Olive Oil Soap Gentle enough for sensitive skin! A shaving, dry-skin must have!
Olive Oil Soap Gentle enough for sensitive skin! A shaving, dry-skin must have! BUY HERE GREEK OLIVE OIL SOAP

Greek Olive Oil Soap Ingredients Cretan Olive Oil, Coconut Oil , Cocoa Butter , Cretan Organic Olive Oil Leaf

Brazilian Espresso Coffee Soap from Natural handcrafted Soap
Brazilian Espresso Coffee Soap from Natural handcrafted Soap – GET FROM AMAZON.COM COFFEE SOAP

Packed with freshly ground Brazilian coffee and cocoa butter ,it wont disappoint any coffee lover or anyone who can appreciate the aroma of a fresh brewed exotic coffee Brazilian coffee grinds absorb garlic and onion and fish smell off your fingers, we recommended this soap as a hand and body soap .A must in the Kitchen.

Ingredients
Palm kernel, olive, coconut, almond oils, vegetable oils, coffee butter, ground Brazilian espresso, and hazelnut oil, vanilla , cocoa butter  

Lavender Rose Soap - (Natural lavender . Rose Soap)
Lavender Rose Soap – (Natural lavender . Rose Soap)

We love the fresh scent of lavender Rose Petals. This is a soap  for those  who are lavender lovers. This  Lovely Lavender Soap Look Good on Your Bathroom.

Brazilian sweet almond oil provides extra softening properties. Hazelnut oil from Brazil is said to be an excellent choice for it's ability to tone and tighten skin. We use the highest quality cocoa butter .
Brazilian sweet almond oil provides extra softening properties. Hazelnut oil from Brazil is said to be an excellent choice for it’s ability to tone and tighten skin. We use the highest quality cocoa butter . BUY THIS ALMOND HAZELNUT SOAP HERE

 

Softsoap liquid soap Robert R. Taylor dies

Robert R. Taylor, an entrepreneur of hygiene who made hand-washing a tidier, less slippery job by introducing Softsoap, the first mass-market pumpable liquid soap that rendered the traditional bar obsolete, died Aug. 29 in Newport Beach, Calif. He was 77.
He described Softsoap — dispensed with the gentle press of a miniature pump — as “soap without the soapy mess.” Its arrival was heralded by a staggering $6 million advertising campaign. Even more staggering was a go-for-broke gamble by Mr. Taylor that became a twice-told tale of business school.
Like a hand maker soap I like to  take a moment to remember and pay tribute to the lives of the handcrafted artisan  Robert R. Taylor more  detailed about

Robert R. Taylor dies at 77; entrepreneur of hygiene who introduced

Washington Post-Sep 14, 2013
Robert R. Taylor, an entrepreneur of hygiene who made hand-washing a tidier, less slippery job by introducing Softsoap, the first mass-market 
 

 This news made me reminder my  Grandmother’s also Pioneered of  handmade with Essential oils in Brazil..
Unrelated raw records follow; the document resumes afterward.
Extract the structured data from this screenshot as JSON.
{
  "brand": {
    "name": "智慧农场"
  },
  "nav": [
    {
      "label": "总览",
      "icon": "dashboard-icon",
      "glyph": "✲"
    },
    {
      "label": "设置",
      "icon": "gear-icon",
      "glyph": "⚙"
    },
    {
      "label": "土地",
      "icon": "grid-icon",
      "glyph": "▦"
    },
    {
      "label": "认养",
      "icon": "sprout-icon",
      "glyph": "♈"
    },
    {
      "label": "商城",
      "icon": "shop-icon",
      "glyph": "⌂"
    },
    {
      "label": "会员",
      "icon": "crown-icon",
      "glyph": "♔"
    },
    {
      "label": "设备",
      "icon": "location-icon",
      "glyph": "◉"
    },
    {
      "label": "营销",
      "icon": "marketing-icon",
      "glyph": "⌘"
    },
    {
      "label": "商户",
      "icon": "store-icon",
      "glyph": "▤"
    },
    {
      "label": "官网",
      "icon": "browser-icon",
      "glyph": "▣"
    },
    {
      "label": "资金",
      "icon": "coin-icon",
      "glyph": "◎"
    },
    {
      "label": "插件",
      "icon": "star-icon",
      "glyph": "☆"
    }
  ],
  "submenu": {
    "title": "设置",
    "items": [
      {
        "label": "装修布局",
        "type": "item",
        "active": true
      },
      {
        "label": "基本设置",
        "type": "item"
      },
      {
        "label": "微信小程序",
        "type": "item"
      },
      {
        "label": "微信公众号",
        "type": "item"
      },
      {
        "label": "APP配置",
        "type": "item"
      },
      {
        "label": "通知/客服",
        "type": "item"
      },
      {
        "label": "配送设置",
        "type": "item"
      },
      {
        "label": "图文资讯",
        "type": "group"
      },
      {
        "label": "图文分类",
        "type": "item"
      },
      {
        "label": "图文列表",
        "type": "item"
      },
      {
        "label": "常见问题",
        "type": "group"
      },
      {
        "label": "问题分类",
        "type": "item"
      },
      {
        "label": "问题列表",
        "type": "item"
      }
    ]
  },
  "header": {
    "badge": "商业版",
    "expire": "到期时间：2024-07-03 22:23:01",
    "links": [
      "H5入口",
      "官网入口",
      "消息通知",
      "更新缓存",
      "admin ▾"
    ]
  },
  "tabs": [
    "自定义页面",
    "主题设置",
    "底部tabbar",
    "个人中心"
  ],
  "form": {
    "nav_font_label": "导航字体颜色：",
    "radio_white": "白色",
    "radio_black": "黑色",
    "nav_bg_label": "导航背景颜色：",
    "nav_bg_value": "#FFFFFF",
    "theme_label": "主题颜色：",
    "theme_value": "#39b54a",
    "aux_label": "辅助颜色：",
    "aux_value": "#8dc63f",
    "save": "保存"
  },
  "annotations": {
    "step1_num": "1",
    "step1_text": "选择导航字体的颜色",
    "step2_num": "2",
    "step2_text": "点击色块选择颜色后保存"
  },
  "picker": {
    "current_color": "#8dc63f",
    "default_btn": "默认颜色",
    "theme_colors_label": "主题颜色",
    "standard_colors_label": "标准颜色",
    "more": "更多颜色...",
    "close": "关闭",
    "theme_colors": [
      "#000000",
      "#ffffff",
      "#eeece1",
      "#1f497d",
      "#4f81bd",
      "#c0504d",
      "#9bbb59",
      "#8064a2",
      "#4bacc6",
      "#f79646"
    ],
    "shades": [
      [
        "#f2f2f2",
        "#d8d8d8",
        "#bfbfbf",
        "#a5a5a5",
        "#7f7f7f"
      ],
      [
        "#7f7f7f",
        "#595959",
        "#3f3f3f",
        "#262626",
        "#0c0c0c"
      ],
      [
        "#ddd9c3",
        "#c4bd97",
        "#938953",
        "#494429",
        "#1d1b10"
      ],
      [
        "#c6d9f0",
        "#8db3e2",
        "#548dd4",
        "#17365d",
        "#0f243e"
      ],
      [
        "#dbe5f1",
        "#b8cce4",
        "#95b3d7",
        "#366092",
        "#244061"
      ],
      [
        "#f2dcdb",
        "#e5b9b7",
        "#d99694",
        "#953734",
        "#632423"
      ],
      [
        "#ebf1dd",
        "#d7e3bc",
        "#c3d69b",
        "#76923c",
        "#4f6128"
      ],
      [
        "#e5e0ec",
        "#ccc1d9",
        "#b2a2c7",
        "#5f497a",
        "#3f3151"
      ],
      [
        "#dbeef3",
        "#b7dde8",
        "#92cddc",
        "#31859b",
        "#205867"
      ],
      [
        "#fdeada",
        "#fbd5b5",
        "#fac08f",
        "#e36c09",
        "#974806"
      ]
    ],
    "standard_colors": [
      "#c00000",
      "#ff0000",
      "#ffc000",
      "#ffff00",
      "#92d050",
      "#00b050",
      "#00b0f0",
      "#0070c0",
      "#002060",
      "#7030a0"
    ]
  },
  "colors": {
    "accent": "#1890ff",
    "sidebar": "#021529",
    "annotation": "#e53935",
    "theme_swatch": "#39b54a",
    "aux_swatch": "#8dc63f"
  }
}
Century Old Family of Natural Handcrafted Soap

Santa Lucia Murari Borba was a farmer’s daughter from Murari’s Borba, born in Italy 1904. She moved to Brazil in 1917 from her home in Tuscany – Italy , where she had to learn to make soap from scratch and essential oils from the plants out of necessity.

After years of making soap for her 13 children, her family finally convinced her to open a small soap shop in Sao Paulo Brazil where she made soaps with her family for 25 years, those soap recipes found there way to North Carolina last year when I went back to Brazil for Christmas and asked grandmother for food recipes to bring back to NC. While looking through boxes of recipes we came across all her old soap and essential oil recipes.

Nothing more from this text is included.